Believe it or not, a similar thing happens in tech teams, not in alternate universes, but in our everyday workplaces. It’s called The Senior Developer Trap.
The Hero’s Journey… and the Fall
Senior developers are the Iron Men and Doctor Strange of their teams. They’ve fought through legacy systems, rescued projects from doom, and survived impossible deadlines. When no one else can figure it out, it’s the senior dev who steps in and saves the sprint.
But just like our Marvel heroes, something shifts after too many solo wins. Without realizing it, the same developer who once saved the team becomes the bottleneck, or worse, the blocker.

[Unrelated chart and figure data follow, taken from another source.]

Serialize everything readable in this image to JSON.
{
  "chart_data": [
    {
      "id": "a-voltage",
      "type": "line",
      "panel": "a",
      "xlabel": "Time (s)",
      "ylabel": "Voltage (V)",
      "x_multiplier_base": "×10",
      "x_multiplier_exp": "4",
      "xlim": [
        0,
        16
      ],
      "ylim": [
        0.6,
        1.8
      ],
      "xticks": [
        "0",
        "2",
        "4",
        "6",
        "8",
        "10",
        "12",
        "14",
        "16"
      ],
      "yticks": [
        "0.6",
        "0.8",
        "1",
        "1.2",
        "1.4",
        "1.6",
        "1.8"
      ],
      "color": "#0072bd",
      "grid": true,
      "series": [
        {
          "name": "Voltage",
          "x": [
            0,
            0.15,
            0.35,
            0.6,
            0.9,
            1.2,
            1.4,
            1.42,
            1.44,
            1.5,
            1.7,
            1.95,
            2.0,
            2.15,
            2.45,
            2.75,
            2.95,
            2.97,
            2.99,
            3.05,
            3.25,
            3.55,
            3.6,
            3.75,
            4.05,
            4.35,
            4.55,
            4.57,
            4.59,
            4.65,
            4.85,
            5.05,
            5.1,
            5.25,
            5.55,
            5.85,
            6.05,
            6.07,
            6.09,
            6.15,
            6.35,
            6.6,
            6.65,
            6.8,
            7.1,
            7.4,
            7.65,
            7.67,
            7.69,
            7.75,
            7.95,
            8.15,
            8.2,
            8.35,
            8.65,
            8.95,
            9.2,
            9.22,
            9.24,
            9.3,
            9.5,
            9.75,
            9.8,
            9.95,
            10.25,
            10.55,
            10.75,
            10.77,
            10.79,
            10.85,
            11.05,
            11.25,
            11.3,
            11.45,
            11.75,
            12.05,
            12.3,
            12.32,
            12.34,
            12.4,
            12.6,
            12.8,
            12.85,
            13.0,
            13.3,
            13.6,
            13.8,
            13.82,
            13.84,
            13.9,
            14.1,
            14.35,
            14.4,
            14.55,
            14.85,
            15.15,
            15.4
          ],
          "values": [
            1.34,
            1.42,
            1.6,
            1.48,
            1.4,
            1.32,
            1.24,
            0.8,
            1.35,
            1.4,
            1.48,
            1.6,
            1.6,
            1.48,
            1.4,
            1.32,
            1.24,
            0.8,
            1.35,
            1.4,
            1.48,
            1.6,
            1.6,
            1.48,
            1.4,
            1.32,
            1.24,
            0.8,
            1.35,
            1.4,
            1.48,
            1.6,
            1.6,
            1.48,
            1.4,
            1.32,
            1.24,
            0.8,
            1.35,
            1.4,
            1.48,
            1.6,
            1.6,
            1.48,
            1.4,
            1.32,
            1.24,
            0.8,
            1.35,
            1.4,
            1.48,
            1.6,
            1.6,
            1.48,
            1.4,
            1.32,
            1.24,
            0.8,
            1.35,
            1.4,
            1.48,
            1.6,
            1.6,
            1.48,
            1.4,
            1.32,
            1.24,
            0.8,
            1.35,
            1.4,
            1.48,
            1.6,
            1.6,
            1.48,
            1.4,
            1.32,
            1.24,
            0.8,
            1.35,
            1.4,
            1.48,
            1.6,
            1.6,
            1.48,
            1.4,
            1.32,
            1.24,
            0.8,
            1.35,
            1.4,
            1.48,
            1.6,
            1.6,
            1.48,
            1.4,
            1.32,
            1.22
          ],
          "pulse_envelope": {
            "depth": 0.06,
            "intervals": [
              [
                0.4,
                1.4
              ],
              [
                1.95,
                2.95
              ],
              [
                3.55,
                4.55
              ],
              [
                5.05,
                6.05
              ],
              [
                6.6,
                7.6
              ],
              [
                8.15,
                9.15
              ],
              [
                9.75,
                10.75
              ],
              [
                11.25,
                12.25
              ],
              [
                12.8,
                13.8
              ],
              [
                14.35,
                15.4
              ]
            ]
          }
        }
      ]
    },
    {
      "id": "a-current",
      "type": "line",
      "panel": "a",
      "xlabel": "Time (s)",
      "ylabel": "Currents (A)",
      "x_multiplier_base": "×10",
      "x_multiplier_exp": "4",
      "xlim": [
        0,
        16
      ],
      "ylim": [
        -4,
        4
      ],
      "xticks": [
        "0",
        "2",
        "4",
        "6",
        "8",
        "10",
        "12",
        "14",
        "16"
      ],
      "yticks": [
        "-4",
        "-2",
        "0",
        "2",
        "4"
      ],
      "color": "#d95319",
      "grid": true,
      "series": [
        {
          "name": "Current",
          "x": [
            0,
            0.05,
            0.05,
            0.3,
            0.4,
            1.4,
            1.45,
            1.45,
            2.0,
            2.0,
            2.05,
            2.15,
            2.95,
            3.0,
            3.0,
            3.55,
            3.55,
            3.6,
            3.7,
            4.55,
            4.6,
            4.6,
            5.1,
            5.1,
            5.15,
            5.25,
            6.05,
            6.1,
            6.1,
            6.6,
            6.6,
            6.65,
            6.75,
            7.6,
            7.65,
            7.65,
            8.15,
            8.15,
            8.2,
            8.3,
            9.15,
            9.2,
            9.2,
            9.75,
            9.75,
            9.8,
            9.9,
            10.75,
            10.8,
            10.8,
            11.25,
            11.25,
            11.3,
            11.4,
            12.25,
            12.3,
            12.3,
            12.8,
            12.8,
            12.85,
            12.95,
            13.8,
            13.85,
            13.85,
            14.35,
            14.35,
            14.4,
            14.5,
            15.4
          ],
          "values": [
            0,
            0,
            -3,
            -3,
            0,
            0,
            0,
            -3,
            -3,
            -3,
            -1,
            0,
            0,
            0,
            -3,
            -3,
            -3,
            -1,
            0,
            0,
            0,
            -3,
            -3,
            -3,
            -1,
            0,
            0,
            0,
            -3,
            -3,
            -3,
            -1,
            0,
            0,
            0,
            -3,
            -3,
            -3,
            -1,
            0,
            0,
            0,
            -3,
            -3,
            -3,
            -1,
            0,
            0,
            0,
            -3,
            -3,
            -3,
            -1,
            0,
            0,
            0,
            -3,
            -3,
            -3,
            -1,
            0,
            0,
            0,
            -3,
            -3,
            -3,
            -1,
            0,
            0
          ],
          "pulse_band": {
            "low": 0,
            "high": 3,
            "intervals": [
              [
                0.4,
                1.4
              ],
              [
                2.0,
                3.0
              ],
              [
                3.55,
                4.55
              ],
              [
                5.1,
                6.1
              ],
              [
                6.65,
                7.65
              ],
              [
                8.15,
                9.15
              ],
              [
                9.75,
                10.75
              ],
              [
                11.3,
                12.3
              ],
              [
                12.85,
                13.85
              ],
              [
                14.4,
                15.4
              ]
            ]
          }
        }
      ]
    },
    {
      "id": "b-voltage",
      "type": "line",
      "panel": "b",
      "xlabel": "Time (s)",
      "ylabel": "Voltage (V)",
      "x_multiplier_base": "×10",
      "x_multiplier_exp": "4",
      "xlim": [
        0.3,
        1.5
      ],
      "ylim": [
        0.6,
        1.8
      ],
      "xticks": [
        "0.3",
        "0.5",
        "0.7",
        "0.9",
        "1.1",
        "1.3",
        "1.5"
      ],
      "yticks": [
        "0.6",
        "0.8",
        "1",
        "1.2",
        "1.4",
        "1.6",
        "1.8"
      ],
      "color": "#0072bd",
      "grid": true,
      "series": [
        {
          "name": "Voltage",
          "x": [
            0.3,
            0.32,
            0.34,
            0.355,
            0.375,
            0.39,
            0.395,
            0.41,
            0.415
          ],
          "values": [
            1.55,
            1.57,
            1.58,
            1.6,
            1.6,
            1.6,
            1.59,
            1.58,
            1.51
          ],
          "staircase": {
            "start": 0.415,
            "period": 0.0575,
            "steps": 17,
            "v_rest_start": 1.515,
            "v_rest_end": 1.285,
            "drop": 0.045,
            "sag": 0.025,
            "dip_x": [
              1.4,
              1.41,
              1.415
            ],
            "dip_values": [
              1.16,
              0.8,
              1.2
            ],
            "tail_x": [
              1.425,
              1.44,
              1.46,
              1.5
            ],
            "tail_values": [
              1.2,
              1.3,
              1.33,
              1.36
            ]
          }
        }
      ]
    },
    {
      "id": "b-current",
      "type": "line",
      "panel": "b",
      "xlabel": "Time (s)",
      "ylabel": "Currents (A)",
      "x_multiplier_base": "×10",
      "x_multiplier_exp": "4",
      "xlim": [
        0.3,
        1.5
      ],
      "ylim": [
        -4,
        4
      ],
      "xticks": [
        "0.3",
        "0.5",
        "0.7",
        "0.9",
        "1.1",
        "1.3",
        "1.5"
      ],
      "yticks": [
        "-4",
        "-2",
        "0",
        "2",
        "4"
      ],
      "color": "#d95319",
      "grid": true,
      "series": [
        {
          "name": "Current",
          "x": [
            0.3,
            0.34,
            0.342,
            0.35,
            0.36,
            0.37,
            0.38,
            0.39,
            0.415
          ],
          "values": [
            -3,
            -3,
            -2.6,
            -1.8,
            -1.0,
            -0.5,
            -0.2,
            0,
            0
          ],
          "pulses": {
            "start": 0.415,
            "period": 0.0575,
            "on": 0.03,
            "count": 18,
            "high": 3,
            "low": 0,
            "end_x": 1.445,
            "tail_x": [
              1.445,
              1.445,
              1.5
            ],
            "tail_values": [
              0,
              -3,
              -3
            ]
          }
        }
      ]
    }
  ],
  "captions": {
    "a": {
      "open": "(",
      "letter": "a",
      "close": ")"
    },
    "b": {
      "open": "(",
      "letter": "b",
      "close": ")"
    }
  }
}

How the Trap Unfolds in the Tech Multiverse
1. The Over-Reliance Universe
Picture a team where every bug, every deployment decision, every code review gets funneled to one person, the senior dev.
At first, it’s comforting. They’re fast. They’re brilliant. But slowly, the team becomes passive. Mid-levels stop taking initiative. Juniors stop experimenting. Everyone’s waiting for the “hero” to act.
It’s like in Multiverse of Madness, where Strange uses his magic to fix everything, until no one else dares touch the spell book. Power isolates, even if unintentional.
2. The Bottleneck Timeline
With experience comes responsibility, and with responsibility comes… delays.
When a senior dev is pulled into every discussion, nothing moves unless they’re available. They become the team’s decision-maker, reviewer, architect, and debugger. Everything is on pause until they weigh in.
It’s not ego. It’s legacy. But like Tony Stark tinkering endlessly with tech to protect the world, it backfires when no one else is allowed to step in.
3. The Burnout Branch
In one universe, Tony dies saving the world. In another, Strange loses himself trying to protect his reality. For our dev heroes, the risk is burnout.
They stay late, juggle responsibilities, and carry invisible pressure: “What if I step away and everything breaks?” Over time, they lose their spark. The work feels heavier. Some quit. Some check out. And when they’re gone, the team scrambles to make sense of the system they held together.
How to Escape the Trap
You don’t need a Time Stone or Jarvis. You need balance.
- Promote knowledge sharing: Let senior devs mentor, not just manage. Pair programming, brown-bag sessions, and docs go a long way.
- Rotate leadership: Let others lead features. Normalize collaborative design. Spread the load.
- Celebrate enablers: Don’t only praise those who fix things. Praise those who teach others to fix things.
- Offer parallel growth paths: Not every senior wants to manage. Create space for ICs (individual contributors) to grow without a promotion meaning people-management.
A Better Multiverse for Tech Teams
Senior developers are invaluable, but even heroes need rest, support, and shared responsibility.
Don’t let your Iron Man burn out in silence. Don’t let your Doctor Strange drift into over-control. Instead, build a team where every developer gets to be part of the story, not just a sidekick.
Because the best kind of team isn’t built on one hero.
It’s built on a universe of empowered ones.